Sin GodzillaIn the year 2011 Japan was hit by a massive tsunami which leads to the Fukushima Daiichi nuclear disaster. Shin Godzilla directed by Hideaki Anno and Shinji Higuchi is very much a critique of the Japanese Government and its overly bureaucratic nature in the wake of these disasters. This is most evident in the first act of the film. While in the original there were people from all over as the leads, here the protagonists are all government officials so we see the disaster from a government perspective.

The film opens with a small team of people investigating an abandoned ship floating in Tokyo bay. After finding some odd pieces of research a large explosion can be heard, the sea starts boiling and the Tokyo Bay Aqua-Line is suddenly flooded by a strange red liquid. From here the action moves to the Japanese Government as they go from meeting to meeting, their inaction and unwillingness to take action due to bureaucracy over who should be responsible is paralleled as a large creature begins to move first up the river (the pile up of boats directly referencing the tsunami) before coming on land in its second form.

The second form of Godzilla has an unusual but somewhat chilling look, a creature clearly not built to walk on land as blood comes out of its gills and it wobbles about yet it continues to devastate the area while the Government continues to try and find out whose jurisdiction this falls under.

Godzilla here is portrayed as a rapidly evolving creature, once more paralleling the slow movements of the Government. Times where it could have been dealt with then and there prevented by inaction resulting in the time when they were willing to gun it down, it no longer being effective.

The 4th form of Godzilla which is the main one seen in the film is a terrifying beast, drawing once more from the original concepts of the beast. This form is black covered in radiation scars and an almost blood red glow coming off it. This beast comes off as a nightmarish mutation rather than some large dinosaur.

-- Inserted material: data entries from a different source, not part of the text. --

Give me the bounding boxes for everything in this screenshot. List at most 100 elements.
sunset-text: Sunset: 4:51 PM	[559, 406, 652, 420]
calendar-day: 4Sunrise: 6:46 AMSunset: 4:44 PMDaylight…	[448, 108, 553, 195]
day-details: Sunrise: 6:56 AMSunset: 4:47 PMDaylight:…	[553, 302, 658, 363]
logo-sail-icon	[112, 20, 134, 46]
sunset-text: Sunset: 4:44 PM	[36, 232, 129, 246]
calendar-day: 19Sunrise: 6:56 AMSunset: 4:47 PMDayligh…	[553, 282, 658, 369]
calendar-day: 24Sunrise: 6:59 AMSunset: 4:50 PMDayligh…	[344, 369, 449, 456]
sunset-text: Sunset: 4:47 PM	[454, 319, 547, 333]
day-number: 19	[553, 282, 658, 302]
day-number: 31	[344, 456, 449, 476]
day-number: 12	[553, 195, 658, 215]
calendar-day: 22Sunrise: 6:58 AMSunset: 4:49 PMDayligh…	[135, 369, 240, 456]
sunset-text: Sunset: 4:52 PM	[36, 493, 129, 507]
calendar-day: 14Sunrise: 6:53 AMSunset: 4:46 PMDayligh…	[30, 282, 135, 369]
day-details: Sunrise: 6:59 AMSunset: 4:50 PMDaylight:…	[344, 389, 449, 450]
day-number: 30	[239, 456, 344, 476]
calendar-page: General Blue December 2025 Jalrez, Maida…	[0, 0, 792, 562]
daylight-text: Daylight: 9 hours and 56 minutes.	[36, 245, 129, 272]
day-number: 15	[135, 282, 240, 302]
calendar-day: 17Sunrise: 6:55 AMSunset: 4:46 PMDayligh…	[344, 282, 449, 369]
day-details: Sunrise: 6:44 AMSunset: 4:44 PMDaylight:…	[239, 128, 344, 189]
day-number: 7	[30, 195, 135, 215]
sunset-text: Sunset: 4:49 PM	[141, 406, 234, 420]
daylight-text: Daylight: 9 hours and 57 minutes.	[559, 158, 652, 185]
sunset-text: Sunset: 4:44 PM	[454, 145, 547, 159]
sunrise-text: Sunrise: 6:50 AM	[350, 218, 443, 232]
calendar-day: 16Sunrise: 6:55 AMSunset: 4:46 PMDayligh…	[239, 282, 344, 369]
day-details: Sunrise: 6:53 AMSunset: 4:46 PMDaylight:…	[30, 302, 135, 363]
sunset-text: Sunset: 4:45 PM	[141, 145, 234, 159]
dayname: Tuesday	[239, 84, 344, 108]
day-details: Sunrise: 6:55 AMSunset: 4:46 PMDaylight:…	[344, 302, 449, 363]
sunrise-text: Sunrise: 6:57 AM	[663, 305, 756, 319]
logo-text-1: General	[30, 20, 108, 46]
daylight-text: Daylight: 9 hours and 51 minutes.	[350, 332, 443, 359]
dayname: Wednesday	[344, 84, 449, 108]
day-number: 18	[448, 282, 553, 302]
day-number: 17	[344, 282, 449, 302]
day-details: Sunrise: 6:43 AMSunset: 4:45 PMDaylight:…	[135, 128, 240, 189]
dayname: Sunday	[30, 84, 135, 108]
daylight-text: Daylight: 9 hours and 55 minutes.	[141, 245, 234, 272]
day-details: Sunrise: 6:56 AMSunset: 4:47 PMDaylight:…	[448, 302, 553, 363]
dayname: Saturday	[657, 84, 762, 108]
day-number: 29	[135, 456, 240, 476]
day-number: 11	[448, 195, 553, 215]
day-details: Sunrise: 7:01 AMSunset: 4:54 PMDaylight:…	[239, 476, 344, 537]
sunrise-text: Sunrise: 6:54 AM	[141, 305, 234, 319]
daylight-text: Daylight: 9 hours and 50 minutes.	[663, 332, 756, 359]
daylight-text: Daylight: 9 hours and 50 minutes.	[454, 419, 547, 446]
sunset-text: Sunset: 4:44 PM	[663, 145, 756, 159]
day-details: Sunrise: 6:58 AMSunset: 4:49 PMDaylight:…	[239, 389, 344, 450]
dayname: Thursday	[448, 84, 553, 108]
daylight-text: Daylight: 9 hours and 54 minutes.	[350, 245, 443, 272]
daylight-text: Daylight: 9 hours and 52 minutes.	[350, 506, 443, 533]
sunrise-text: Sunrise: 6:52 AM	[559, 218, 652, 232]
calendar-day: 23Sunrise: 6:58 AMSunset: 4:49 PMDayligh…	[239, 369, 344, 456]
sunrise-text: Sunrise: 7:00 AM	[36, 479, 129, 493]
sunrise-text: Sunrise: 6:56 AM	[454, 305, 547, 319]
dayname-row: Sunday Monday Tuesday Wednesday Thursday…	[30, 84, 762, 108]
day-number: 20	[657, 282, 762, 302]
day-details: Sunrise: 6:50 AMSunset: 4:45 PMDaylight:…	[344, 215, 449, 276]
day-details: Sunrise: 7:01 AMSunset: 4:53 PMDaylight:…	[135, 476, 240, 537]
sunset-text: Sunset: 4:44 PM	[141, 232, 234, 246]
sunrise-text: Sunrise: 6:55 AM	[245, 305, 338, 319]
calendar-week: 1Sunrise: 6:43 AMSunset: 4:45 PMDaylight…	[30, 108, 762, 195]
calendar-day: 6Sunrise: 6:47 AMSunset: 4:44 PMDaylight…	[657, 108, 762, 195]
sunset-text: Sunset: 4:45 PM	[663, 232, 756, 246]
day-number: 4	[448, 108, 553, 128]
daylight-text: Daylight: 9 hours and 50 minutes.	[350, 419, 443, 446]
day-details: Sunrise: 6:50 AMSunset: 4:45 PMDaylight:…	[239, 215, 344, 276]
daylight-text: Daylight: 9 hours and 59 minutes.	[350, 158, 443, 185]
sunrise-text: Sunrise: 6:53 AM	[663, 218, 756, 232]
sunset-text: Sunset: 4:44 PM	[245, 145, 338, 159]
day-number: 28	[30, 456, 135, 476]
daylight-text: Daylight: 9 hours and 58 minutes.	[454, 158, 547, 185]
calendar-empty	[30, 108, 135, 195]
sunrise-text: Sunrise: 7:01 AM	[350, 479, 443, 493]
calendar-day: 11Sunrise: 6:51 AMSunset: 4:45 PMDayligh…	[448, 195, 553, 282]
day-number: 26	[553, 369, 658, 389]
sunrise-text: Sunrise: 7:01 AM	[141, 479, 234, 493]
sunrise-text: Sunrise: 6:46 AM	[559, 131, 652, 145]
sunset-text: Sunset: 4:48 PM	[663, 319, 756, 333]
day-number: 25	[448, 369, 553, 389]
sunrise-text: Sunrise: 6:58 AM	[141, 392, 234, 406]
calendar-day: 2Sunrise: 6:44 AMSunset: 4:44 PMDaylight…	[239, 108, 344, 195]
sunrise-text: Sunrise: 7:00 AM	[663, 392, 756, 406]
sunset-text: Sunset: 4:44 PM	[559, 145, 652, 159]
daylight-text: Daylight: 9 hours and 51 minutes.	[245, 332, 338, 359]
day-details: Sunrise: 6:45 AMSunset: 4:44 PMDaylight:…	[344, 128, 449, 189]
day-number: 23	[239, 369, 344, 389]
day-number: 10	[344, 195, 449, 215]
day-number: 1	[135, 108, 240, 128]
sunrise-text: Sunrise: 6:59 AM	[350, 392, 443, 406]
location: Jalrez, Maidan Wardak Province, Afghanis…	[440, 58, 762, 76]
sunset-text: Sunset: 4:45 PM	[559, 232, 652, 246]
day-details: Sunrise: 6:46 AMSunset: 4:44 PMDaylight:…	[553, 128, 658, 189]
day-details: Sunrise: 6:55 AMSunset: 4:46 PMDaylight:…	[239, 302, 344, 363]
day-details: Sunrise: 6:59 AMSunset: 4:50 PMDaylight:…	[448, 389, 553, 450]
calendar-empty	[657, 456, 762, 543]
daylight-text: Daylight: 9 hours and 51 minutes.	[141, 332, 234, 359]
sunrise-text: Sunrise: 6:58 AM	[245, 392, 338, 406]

The most harrowing scene comes when Godzilla/gojira (in a nice touch they use both its names, with Godzilla openly being what the Americans refer to it as) uses its atomic breath. The music switches more to a funereal dirge the track called “who will know our tragedy” as its lower jaw splits open and hits dorsal fins glow purple, suddenly black smoke spews from Godzilla’s mouth before it’s replaced by flames and massive sections of Tokyo are engulfed in flames evoking images of the fire bombings in WW2 as well as the nuke.

Shin Godzilla is a very different beast to the American monsterverse films. While they follow the later era Godzilla VS monster films this one is a much slower and haunting film resembling the original more. It is also charged with political commentary with many parts of the dialog coming out as condemning the current nature of Japanese politics. Sadly that part will not be as strongly resonating with western audiences due to lack of knowledge or reference point for them but the film is still written in a way that is enjoyable if dark and a very interesting contrast to the American ones.